第139章

作品:《云知道

    她装模作样打了个哈欠。

    云霁知道她的脾气,也纵容她的脾气,哪怕是在自己的心情都不大好的情况下。她这么做,无非是觉得不安,如果睡在他身旁,能让她心里踏实点,那也无妨。

    他是歌手,不是演员,无法收放自如地戴上面具。

    但毋庸置疑的是,他不想和她吵架,不想失去她,所有的情绪都只能轻拿轻放。

    他没想到,她想的,并不是睡在他身旁这么简单。

    这是这么多日子以来,两人第一次同榻而眠。

    身侧的人在被子里翻来覆去,发出窸窸窣窣的声响,睡个觉被她弄得跟老鼠偷吃东西一样,响来响去不停。
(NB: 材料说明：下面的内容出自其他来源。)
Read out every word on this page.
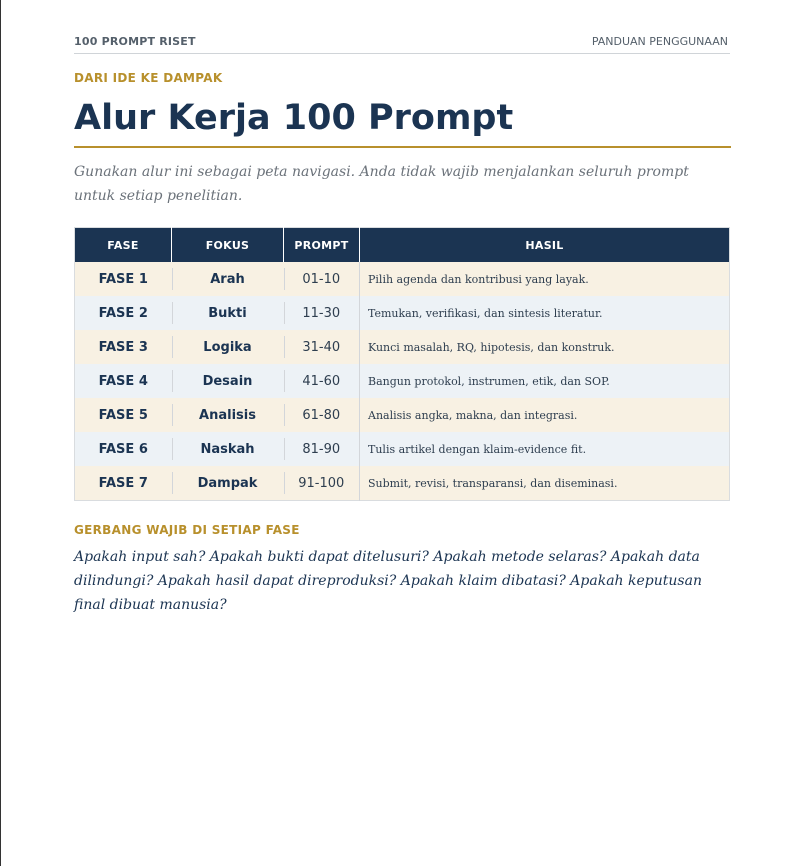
100 PROMPT RISET	PANDUAN PENGGUNAAN
DARI IDE KE DAMPAK
Alur Kerja 100 Prompt

Gunakan alur ini sebagai peta navigasi. Anda tidak wajib menjalankan seluruh prompt untuk setiap penelitian.

FASE	FOKUS	PROMPT	HASIL
FASE 1	Arah	01-10	Pilih agenda dan kontribusi yang layak.
FASE 2	Bukti	11-30	Temukan, verifikasi, dan sintesis literatur.
FASE 3	Logika	31-40	Kunci masalah, RQ, hipotesis, dan konstruk.
FASE 4	Desain	41-60	Bangun protokol, instrumen, etik, dan SOP.
FASE 5	Analisis	61-80	Analisis angka, makna, dan integrasi.
FASE 6	Naskah	81-90	Tulis artikel dengan klaim-evidence fit.
FASE 7	Dampak	91-100	Submit, revisi, transparansi, dan diseminasi.
GERBANG WAJIB DI SETIAP FASE

Apakah input sah? Apakah bukti dapat ditelusuri? Apakah metode selaras? Apakah data dilindungi? Apakah hasil dapat direproduksi? Apakah klaim dibatasi? Apakah keputusan final dibuat manusia?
    云霁正要问她是不是失眠,要下去给她做点安眠汤时,一只冰腻腻的手从睡衣下摆伸了进来。

    他浑身一僵,按住她的手。

    宋浣溪感受到覆在她手背的大掌,是多么滚烫。手心的触感亦然。比起手背的粗粝,手心的体会是坚硬。

    但她知道,还有比腹肌更坚硬的地方。

    他并没使什么力,这对宋浣溪来说,无疑是暗示。

    欲拒还迎的手段罢了,她这般想。

    其实压根不用游移,单从手臂避无可避的一大包也能知道,他有多么渴望她。

    渴望到,仅一瞬,就完成了柔软到坚硬的转变。

    “好冷呀。”

    她凑到他耳根,坏心眼地呼气,娇娇软软地叫他的名字。

    “我好冷呀,云霁。你看看,我的手是不是很冰?”

    语气不正经极了,说出的话,倒像是正话一样。完全符合她胆大妄为、胡作非为的个性。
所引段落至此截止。